Он пропитан безразличием и тотальным божественным всезнанием, которого нет у меня. Он снова наговаривает в свою коробочку:
– Номер шестьдесят четыре. День первый. Динамика нормальная.
Человек выходит из поля зрения, я слышу шелест бумаг и дробное муторное клацанье клавиш. Всё ещё пытаюсь что-то разглядеть, но в лицо бьёт ужасно жгучий свет.
– Где я? – О, и у меня есть голос. Здорово! Но голос человека звучит низко, рокочуще. А мой тоненький и робкий.
Человек смотрит на меня так утомлённо, что я чувствую вину за то, что отрываю его от важных дел.
– В больничном крыле, – коротко бросает он.
В больничном крыле? Значит, случилось что-то плохое.
– Я болею? – пугаюсь я.
– Нет.
– Тогда зачем я здесь?
– Ты – эксперимент.
Слово тоже смутно знакомо, отдаёт чем-то… В памяти вспыхивают склянки, цифры, что-то ужасно сложное, от чего мои возможности невероятно далеки, и меня так мучит это чесучее чувство, что я ничего не могу вспомнить, мысли обрываются на полпути.
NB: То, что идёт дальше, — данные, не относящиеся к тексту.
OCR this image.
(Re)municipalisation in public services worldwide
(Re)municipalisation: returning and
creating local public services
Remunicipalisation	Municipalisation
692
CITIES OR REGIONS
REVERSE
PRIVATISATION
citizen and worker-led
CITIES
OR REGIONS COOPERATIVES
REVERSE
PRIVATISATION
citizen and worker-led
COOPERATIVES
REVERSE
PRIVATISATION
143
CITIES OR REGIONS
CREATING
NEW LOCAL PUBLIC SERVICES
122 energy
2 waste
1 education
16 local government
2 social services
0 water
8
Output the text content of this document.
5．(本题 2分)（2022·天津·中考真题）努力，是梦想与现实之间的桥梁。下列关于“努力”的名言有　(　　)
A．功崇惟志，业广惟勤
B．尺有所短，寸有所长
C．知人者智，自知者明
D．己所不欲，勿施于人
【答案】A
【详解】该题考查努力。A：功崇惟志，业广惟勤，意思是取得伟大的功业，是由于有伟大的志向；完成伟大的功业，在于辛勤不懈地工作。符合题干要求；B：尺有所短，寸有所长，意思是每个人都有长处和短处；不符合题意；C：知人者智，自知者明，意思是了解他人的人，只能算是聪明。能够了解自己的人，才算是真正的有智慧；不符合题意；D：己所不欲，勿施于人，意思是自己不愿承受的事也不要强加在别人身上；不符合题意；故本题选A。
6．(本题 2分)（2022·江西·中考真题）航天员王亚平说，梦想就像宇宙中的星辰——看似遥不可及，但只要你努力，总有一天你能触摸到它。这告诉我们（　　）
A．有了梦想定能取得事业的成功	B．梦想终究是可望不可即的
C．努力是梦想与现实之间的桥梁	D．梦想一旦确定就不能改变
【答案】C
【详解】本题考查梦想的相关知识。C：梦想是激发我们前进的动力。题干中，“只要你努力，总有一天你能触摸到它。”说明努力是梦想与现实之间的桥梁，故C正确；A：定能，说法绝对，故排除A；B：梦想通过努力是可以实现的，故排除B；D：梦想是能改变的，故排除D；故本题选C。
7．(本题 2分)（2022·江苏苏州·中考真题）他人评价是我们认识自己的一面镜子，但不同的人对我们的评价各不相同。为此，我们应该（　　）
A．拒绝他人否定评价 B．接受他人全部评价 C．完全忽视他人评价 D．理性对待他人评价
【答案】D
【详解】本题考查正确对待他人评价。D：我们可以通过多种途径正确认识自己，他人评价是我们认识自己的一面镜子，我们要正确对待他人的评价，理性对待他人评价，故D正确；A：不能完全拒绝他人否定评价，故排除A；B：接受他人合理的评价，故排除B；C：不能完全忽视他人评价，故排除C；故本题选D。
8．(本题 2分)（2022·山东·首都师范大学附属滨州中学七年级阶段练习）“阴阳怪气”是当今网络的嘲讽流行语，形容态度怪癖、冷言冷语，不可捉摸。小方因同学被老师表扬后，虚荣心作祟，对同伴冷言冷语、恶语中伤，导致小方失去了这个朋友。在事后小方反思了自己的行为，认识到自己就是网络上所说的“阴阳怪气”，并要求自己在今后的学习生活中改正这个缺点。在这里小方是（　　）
Будто упираюсь в глухую стену.
– Прекрати, – приказывает человек. Я снова вижу над собой его лицо и теперь дольше, внимательнее его разглядываю.
Он как будто даже мне знаком. Пока что его лицо для меня – целый мир от начала и до конца.
– Если чего-то не можешь вспомнить, просто не думай об этом. Это называется «избирательной памятью». Если начнёшь вспоминать, это плохо кончится, – и звучит это не пустой угрозой.
– Эксперимент – моё имя?
– Эксперимент – это опыт, исследование, – поясняет он чуть раздражённо. – Некое наблюдение с целью выяснить результаты. Со временем поймёшь.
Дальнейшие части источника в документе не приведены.